IN IT TO WIN IT OBS is preparing to produce 8500 hours of live content for the Olympics, along with content for social media

is the official cloud partner of the games. “We are already hybrid in many of our systems – a lot of the systems that we use are essentially virtualised hardware in our own, if you like, on-premises cloud. But more and more we rely on public cloud.” OBS Cloud is a ring-fenced subset of Alibaba cloud services, which OBS connects directly to the International Broadcast Centre and, using fast, dedicated links, connects to several other points of presence around the world. “It allows us to send our content to these locations in a very fast and efficient manner,” says Salamouris. OLYMPIC VIDEO PLAYER Olympic Broadcast Services has embraced VOD and OTT content by rolling out what it calls OVP – not ‘online video platform’, but ‘Olympic Video Player’. The Olympic Video Player is a modular, white-label platform that allows rights-holders to easily set up a digital, online video service for the Games. The system is modular and can be skinned to integrate with a broadcaster’s own brand. The OVP offers access to the more than 40 concurrent live feeds produced at the Games, as well as extra VOD content, including highlights, interviews and features. “An app can be downloaded and, although we’re doing everything on

the back end, it will act as if it’s the broadcaster’s own app.” For those rights-holders who have already developed their online offerings entirely in-house, OBS can offer modules and widgets of the various streams and data, which can be integrated ad hoc into their own platforms. “They can integrate the content into their own platforms without having to get into this very complex process by themselves.

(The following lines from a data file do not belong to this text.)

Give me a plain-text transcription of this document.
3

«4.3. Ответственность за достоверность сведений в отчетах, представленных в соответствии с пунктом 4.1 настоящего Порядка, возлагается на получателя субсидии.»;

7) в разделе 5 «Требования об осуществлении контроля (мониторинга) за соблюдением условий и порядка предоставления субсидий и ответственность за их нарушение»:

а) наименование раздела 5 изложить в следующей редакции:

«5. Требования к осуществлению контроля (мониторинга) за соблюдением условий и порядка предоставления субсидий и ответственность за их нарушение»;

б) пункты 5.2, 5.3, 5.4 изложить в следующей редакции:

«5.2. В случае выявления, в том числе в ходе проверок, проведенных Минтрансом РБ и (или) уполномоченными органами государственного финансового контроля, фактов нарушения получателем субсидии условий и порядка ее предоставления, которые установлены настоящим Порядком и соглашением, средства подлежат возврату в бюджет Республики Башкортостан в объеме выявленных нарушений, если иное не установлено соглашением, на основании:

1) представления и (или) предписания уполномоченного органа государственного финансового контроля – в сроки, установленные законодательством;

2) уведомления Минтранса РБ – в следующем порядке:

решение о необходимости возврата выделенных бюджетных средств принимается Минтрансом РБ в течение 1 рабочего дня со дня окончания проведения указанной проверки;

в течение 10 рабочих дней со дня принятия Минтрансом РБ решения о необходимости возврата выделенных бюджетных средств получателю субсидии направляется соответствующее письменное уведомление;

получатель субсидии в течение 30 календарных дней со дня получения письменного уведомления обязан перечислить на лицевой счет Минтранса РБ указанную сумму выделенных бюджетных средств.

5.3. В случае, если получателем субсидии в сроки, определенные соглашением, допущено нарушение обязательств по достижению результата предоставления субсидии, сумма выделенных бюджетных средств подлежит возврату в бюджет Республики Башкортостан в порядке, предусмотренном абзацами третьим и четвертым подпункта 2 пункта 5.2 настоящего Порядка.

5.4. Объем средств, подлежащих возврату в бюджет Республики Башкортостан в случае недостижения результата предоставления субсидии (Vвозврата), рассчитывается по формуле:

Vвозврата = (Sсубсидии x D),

Starting from scratch would be very complex and very expensive,” adds Salamouris. OBS also offers raw data to broadcasters via two sources – the Olympic Data Feed (ODF) and the Broadcast Data Feed (BDF). These are rich XML-type data feeds that provide access to all the sports-related data for the games, including scheduling information, live and final results, and even athlete bios. The ODF is also used to produce the widgets for the OVP platform. There is also data made available about athlete performance, speed, location and height (which differ sport by sport) that are not available in the ODF, but are used to enrich content and storytelling. The Olympic Games are an amazing spectacle, enacted by seasoned talents working at the top of their game – and Olympic Broadcast Services is very much a part of that. We look forward to seeing its performance this summer.